BAGHDAD: Seventeen people, most of them policemen, were killed yesterday in a new wave of violence in Iraq.
An Iraqi civilian was shot dead by a joint US-Iraqi patrol yesterday for driving too close to its military vehicle, despite warnings, in the northern city of Mosul, the US military said in a statement.
In other violence, two suicide bombers struck yesterday near the Green Zone in central Baghdad. A third was wounded and captured. Two policemen died and seven were wounded in the blasts. Al Qaeda in Iraq claimed responsibility.
Police said gunmen killed five Iraqi employees of an American base in Baqouba, 60km northeast of Baghdad.
Also yesterday, gunmen attacked Al Iraqiya TV crew covering funeral ceremonies for some of the victims in eastern Baghdad, wounding three.
Iraqi security forces discovered the bodies of 10 men handcuffed, blindfolded and shot in the head, police said yesterday.
Gunmen in western Baghdad and near the northern city of Kirkuk killed three policemen each, authorities said. A separate group of assailants killed police Capt Manhal Salim, an expert in defusing bombs in the capital.
Another two policemen were killed and four injured in a shooting attack yesterday in western Baghdad.
A loud explosion shook central Baghdad late yesterday sending a pall of oily black smoke into the night sky and flames could be seen from a kilometre away.
The killings come a day after 32 Iraqi children were killed by a suicide bomber on Wednesday.
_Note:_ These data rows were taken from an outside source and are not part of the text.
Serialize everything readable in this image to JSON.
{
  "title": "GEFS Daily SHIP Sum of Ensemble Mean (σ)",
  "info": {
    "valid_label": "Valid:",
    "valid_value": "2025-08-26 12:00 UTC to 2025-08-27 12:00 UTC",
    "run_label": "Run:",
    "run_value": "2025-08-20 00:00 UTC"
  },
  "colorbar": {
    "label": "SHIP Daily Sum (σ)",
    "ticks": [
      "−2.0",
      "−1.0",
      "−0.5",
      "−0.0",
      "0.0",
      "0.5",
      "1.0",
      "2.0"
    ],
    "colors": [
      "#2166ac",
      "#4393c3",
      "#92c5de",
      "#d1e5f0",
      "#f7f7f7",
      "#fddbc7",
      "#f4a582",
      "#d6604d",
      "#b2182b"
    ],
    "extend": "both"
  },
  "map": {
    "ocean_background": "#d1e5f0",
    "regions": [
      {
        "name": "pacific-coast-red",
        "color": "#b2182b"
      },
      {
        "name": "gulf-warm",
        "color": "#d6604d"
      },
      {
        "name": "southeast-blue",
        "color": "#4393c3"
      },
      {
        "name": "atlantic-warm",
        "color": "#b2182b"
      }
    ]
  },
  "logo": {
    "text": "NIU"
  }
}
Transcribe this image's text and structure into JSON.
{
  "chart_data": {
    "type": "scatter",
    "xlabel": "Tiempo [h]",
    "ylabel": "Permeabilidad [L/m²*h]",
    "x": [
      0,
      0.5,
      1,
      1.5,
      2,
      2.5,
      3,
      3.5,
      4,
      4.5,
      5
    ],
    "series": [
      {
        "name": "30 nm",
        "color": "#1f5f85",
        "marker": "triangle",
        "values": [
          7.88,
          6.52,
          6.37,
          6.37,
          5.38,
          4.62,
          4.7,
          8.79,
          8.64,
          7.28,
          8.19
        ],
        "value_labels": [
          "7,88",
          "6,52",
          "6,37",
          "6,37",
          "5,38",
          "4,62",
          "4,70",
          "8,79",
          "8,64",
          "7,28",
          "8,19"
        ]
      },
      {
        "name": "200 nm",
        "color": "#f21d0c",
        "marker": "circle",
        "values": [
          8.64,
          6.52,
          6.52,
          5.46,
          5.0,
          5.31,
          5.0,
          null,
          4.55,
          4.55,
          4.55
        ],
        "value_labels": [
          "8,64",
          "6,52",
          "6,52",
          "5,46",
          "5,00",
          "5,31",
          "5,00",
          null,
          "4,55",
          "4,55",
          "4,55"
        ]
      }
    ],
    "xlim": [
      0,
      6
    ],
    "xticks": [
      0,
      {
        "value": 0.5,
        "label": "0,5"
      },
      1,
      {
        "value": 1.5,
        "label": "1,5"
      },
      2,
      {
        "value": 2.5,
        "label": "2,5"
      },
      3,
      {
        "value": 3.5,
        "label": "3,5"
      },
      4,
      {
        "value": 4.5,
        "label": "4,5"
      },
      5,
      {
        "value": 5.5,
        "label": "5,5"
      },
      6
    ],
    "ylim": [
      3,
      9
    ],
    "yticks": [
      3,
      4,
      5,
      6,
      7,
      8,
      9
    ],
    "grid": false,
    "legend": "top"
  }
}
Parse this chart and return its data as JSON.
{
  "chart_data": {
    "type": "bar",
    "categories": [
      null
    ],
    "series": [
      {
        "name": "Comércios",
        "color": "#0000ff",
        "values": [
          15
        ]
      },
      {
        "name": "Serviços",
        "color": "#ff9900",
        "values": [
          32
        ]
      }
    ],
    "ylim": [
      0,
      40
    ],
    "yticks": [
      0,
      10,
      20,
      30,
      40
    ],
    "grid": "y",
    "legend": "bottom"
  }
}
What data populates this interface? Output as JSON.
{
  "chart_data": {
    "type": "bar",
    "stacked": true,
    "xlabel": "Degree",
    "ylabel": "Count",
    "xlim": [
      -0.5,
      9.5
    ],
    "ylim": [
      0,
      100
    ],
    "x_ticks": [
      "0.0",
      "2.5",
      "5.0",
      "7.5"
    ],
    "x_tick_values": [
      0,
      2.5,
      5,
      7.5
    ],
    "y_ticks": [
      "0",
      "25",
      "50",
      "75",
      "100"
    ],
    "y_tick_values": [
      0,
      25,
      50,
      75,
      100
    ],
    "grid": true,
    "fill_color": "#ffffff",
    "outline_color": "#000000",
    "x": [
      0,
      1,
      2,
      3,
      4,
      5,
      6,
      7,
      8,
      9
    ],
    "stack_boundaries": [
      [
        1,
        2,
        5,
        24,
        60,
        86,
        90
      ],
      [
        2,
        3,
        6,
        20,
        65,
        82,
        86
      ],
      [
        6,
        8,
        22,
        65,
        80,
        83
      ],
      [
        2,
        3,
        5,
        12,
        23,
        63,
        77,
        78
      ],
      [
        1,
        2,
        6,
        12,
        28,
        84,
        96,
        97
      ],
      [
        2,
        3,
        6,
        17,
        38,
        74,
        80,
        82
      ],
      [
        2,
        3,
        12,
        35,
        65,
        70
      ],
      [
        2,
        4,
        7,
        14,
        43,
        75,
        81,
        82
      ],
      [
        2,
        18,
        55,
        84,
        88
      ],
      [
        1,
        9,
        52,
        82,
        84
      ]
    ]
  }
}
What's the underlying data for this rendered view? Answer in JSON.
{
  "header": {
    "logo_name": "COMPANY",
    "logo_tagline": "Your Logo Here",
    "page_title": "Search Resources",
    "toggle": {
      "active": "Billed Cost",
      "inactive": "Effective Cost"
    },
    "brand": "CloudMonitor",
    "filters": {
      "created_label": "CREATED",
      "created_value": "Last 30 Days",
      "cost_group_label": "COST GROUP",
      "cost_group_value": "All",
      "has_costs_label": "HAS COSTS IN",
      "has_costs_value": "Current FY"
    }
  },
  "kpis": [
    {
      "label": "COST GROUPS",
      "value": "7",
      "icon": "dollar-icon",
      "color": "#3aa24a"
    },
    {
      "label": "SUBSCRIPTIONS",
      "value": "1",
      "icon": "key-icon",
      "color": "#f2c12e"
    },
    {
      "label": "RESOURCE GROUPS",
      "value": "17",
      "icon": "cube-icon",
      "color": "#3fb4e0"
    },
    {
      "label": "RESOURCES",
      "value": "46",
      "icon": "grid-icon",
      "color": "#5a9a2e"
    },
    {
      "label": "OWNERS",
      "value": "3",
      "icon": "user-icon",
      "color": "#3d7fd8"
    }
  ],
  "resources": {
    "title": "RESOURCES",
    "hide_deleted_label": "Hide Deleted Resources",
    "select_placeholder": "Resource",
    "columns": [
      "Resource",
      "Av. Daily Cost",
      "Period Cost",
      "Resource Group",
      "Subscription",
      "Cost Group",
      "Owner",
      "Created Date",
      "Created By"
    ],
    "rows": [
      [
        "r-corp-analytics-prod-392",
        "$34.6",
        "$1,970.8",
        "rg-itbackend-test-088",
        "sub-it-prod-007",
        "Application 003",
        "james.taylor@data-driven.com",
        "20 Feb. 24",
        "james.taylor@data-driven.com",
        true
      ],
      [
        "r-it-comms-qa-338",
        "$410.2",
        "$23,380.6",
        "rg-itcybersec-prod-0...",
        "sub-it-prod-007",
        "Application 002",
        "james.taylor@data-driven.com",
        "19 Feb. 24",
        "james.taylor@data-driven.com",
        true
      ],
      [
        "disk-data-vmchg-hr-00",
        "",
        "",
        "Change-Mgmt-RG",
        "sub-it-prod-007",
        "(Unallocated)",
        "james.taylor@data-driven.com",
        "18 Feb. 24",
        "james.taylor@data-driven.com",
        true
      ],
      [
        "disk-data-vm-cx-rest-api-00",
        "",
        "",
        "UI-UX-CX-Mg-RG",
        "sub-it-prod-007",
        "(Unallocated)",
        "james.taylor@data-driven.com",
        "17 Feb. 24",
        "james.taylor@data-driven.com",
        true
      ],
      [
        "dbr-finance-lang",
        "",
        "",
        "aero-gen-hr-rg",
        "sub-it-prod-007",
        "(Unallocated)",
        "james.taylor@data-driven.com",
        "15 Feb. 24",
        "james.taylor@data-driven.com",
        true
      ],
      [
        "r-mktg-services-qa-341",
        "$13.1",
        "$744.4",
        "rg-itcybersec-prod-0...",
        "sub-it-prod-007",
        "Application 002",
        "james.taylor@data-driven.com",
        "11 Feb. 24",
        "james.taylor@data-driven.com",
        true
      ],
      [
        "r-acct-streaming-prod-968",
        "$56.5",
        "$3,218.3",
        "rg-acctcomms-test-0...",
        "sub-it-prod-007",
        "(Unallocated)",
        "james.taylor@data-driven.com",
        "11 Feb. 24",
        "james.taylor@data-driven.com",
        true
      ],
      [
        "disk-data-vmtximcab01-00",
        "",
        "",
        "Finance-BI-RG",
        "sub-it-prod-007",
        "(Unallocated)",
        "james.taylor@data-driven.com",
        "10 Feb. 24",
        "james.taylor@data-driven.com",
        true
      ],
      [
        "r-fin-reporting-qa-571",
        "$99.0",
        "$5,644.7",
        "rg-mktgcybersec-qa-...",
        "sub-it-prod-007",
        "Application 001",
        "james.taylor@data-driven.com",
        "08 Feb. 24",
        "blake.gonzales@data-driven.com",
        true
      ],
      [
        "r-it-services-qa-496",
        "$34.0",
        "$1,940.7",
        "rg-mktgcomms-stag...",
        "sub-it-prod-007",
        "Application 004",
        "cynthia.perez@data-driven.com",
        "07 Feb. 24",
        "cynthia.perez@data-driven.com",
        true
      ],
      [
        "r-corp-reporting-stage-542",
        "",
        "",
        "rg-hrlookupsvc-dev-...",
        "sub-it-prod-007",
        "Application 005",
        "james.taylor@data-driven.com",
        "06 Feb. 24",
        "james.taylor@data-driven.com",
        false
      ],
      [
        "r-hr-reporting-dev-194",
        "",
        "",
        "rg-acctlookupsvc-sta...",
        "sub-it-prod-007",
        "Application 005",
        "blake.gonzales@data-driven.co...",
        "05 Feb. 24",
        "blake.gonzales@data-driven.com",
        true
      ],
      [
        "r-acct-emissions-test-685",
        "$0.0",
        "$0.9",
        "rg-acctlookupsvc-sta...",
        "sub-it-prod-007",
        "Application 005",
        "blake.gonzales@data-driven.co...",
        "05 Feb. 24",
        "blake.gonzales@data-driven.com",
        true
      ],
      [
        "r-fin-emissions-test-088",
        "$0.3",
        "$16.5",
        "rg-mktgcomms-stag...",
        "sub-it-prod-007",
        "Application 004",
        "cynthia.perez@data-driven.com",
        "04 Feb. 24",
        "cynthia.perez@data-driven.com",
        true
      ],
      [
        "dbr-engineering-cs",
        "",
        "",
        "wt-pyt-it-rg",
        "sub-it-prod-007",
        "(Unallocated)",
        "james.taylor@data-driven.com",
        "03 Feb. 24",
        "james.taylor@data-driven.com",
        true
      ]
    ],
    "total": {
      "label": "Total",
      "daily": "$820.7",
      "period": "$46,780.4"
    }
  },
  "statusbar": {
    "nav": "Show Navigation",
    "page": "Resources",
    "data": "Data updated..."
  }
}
Nine mourning tents were raised yesterday on a street as relatives, some despondent, others in tears, seemed deaf to words of comfort their friends offered.
All streets leading to the neighbourhood were blocked off and young people bearing weapons searched anyone who wanted to enter.
Meanwhile, Abdul-Aziz Al Hakim, head of the Supreme Council for the Islamic Revolution in Iraq, Iraq's largest Shi'ite group, said insurgents in Iraq have been killing Shi'ites and burying them in mass graves because of their faith.
l A majority of Americans give President George W Bush low marks for being "honest and straightforward," but they agree with him in considering Iraq as the front line in the war against terrorism, according to a Wall Street Journal/NBC News poll published yesterday. Bush's approval rating in the poll was at 45 per cent, down one point from May. Nonetheless, by a 57 to 42pc margin, Americans agree with Bush in maintaining US military and economic commitment in Iraq until it can govern and control itself.